New York is limping to the edge of the season, having lost five of their last eight games, and across a greater stretch they are 16-18 in their last thirty-four games. Baltimore has all but secured the American League East, with a 9.5-game lead, and the Yankees currently sit at four back of the second Wild Card. Their run differential (-28) is the worst of any team currently contending for a playoff spot, and depending on how things go against the Kansas City Royals this weekend, "contending" might be a purely subjective term.
Onto this litany of woe comes the news that Carlos Beltran will likely undergo surgery in the off-season. According to Brendan Kuty of the Newark Star Ledger, Beltran doesn't expect the surgery to affect his status going forward:
Approximately two months of rest will follow before Beltran will be able to throw again, he said. But that will give him plenty of time before position players report to spring training in early February, he said.
Considering the type of season that Beltran has had, for the Yankees sake they better hope he is right.
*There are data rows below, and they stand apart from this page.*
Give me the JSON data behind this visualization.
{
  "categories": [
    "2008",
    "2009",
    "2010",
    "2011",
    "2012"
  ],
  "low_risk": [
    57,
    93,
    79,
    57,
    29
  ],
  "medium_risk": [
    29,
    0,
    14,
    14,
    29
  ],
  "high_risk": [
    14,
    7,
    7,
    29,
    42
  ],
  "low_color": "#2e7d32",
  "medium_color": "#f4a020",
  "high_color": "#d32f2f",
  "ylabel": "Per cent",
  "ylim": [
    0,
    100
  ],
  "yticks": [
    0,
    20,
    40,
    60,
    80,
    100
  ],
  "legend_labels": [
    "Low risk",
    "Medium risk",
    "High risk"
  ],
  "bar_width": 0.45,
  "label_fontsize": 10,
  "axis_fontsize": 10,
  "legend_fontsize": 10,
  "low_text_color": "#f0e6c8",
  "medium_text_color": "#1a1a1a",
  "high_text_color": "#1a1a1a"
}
Beltran has missed significant time this season, and had been relegated mainly to being a designated hitter. He's in the middle of the second-worst season of his career, hitting just .239/.305/.416. He has played in just 106 games, and has started only 29 of them in the outfield.
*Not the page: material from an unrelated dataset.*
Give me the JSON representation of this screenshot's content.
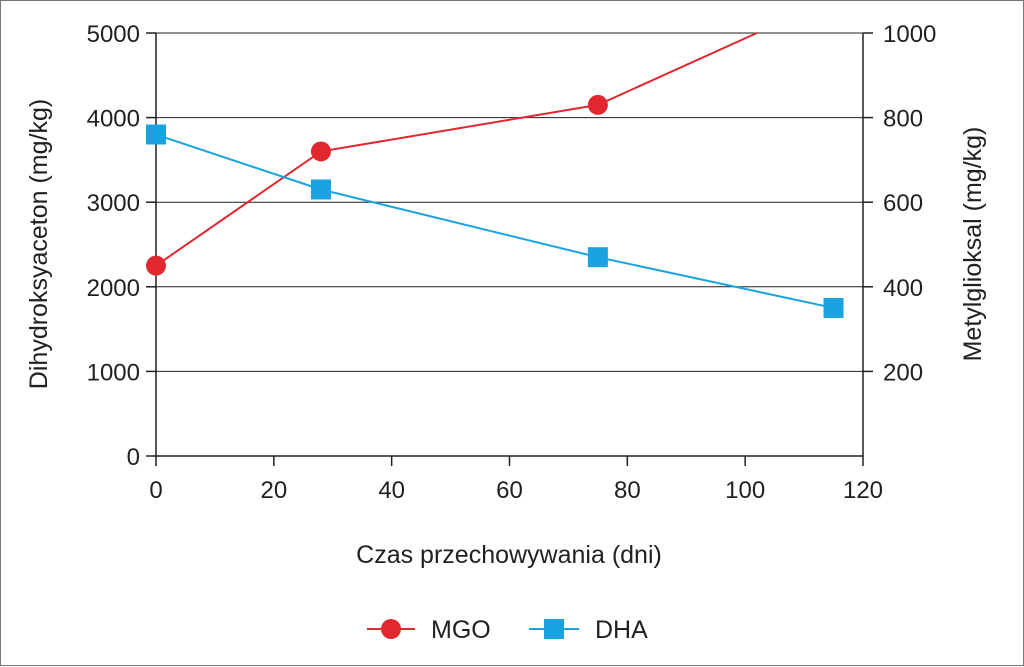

These are things that are to expected of a thirty-seven year-old outfielder, but it is not something the Yankees were looking forward to when they signed him to a three-year, $45 million deal last off-season. New York is on the hook for two more years of an old, injured outfielder for a team that is trying its best to stay relevant while still needing to contend.
Alfonso Soriano will be a free agent, so the Yankees will be able to shed just over $30 million in salary of old, unproductive players. With those two gone, though, they will still be carrying Mark Teixiera, who isn't necessarily unproductive, but isn't worth the $23 million he'll make for the next two seasons; CC Sabathia, who has started the physiological breakdown that most assumed would happen five years ago; and Brian McCann, whose five-year, $85 million deal looks like a bargain compared to the rest, despite the fact that he is hitting just .244/.295/.405.is retiring and
There was a song once that expressed the belief that the amount of issues and concerns in your life was directly proportional to the size of your cash flow. And though the Yankees have sizable cash considerations being dealt to sub-par players, they are still the Yankees. And as long as they have money, it will be hard for them to have a losing season.
Making the playoffs, though. That's a different thing altogether.